June 30, 2021
Canada’s Truth and Reconciliation Commission has helped all Canadians and First Nations communities grapple with the sorrowful realities of their nation’s colonial past, particularly the gruesome legacy of its residential schools for Indigenous children. Those schools, many administered by Catholic religious orders and intended to be engines of assimilation, became centers of despair and brutality.
The recent discovery of hundreds of unmarked graves at two schools, and the likelihood that thousands more will be found at other residential school sites, have added to the anguish. But at least in Canada, a foundation for healing is being laid by the government-sponsored truth and reconciliation commission.
No similar process has started in the United States, though many of the same outrages likely occurred on this side of the border, in the system of more than 350 Native American boarding schools in the 19th century that were the model for the Canadian network. And just as in Canada, the Catholic Church had a significant role in the administration of this “schooling,” which stripped Native American children of their languages and cultures.
Forgiveness and healing can begin only after the most difficult part is addressed: confronting the past, speaking the truth, revealing the worst.

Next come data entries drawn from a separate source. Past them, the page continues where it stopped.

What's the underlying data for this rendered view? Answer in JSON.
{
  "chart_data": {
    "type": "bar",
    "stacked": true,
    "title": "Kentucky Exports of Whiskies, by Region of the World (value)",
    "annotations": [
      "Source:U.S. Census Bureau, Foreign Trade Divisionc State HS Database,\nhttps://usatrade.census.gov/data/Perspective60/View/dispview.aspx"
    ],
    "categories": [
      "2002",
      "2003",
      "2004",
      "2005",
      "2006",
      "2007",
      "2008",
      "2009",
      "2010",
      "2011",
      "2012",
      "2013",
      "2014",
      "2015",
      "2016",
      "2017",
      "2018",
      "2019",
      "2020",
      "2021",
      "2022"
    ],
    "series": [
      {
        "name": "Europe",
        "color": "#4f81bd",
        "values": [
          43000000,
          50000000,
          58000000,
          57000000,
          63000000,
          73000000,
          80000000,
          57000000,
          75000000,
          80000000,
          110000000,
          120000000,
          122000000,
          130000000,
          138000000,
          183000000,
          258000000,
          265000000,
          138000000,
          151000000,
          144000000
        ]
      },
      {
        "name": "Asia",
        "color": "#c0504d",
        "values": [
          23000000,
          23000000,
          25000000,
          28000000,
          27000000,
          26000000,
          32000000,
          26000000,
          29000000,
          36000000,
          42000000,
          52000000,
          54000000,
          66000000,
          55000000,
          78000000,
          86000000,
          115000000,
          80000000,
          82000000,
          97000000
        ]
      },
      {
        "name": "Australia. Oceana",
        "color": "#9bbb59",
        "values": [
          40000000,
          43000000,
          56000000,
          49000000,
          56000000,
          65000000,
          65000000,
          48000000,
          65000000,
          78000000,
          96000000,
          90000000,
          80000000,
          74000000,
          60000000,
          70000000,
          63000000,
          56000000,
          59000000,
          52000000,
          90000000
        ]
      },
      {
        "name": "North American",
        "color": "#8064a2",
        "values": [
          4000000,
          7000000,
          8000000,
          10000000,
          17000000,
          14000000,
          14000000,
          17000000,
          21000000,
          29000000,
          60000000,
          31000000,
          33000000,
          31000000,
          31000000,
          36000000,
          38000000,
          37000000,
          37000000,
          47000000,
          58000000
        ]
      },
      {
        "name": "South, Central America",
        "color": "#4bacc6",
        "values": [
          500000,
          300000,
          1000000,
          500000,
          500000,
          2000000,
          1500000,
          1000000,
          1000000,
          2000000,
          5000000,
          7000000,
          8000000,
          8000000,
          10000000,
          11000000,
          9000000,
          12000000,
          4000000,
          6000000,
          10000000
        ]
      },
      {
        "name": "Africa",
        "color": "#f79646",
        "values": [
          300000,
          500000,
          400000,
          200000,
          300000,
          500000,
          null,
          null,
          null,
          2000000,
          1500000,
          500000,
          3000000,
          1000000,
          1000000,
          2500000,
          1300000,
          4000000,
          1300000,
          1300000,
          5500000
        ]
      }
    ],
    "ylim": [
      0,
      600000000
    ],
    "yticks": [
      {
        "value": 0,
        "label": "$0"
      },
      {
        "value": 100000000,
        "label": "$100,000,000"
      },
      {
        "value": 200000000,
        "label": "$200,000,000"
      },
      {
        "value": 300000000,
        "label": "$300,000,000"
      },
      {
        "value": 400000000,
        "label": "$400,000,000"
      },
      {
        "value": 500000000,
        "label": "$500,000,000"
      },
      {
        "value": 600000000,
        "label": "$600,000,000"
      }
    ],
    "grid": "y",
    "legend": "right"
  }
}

Beginning in 1819 and continuing through 1969, the U.S. government provided the resources and logistical support for the schools, and religious groups, including the Catholic Church, were among the willing recipients. According to the National Native American Boarding School Healing Coalition, by 1926 there were 357 schools in 30 states with more than 60,000 children. Catholic religious orders here in the United States administered 84 of the schools. The Society of Jesus managed four of them.
The Department of Interior is for the first time in U.S. history being led by a Native American. Secretary of the Interior Deb Haaland has ordered an investigation into the history of these schools and a search for graves of children who may have perished at them.
Announcing the initiative, Ms. Haaland said she hoped it would “shed light on the unspoken traumas of the past.”
“I know that this process will be long and difficult,” she said. “I know that this process will be painful. It won’t undo the heartbreak and loss that so many of us feel. But only by acknowledging the past can we work toward a future that we’re all proud to embrace.”
It will be difficult after so long to determine the cause of death for many of the children that will be found in such graves. Many of the deceased will surely be found to have perished because of diseases like tuberculosis, which likewise claimed many lives among the school children at residential schools in Canada. But identifying TB and other forms of “natural” mortality among these schoolchildren will not tell the full story.
A thorough review of surviving records will be important to help tease out individual stories and help build a broader narrative of mortality at the boarding schools. The church in the United States should make every effort now to prepare for this Department of Interior investigation and for the larger, comprehensive undertaking to unravel the complete history of the boarding schools and the church’s role in the mistreatment of these Indigenous children.
For decades the people of God were anguished by the obfuscation on the part of those church leaders who allowed only a trickle of incomplete document releases from diocesan and provincial archives while investigators struggled to get to the truth about the abuse of children by U.S. priests and the coverup of those crimes. The church in the United States must demonstrate that it has learned from the suffering such failures imposed on survivors, their families and Catholics everywhere.
Now is the time and here is the opportunity. As this preliminary investigation begins, the church must bring everything out into the light—completely and quickly. U.S. church officials should vigorously seek out and share the archives and material locked away in chanceries, academic archives and the attics of religious communities. Forgiveness and healing can begin only after the most difficult part is addressed: confronting the past, speaking the truth, revealing the worst.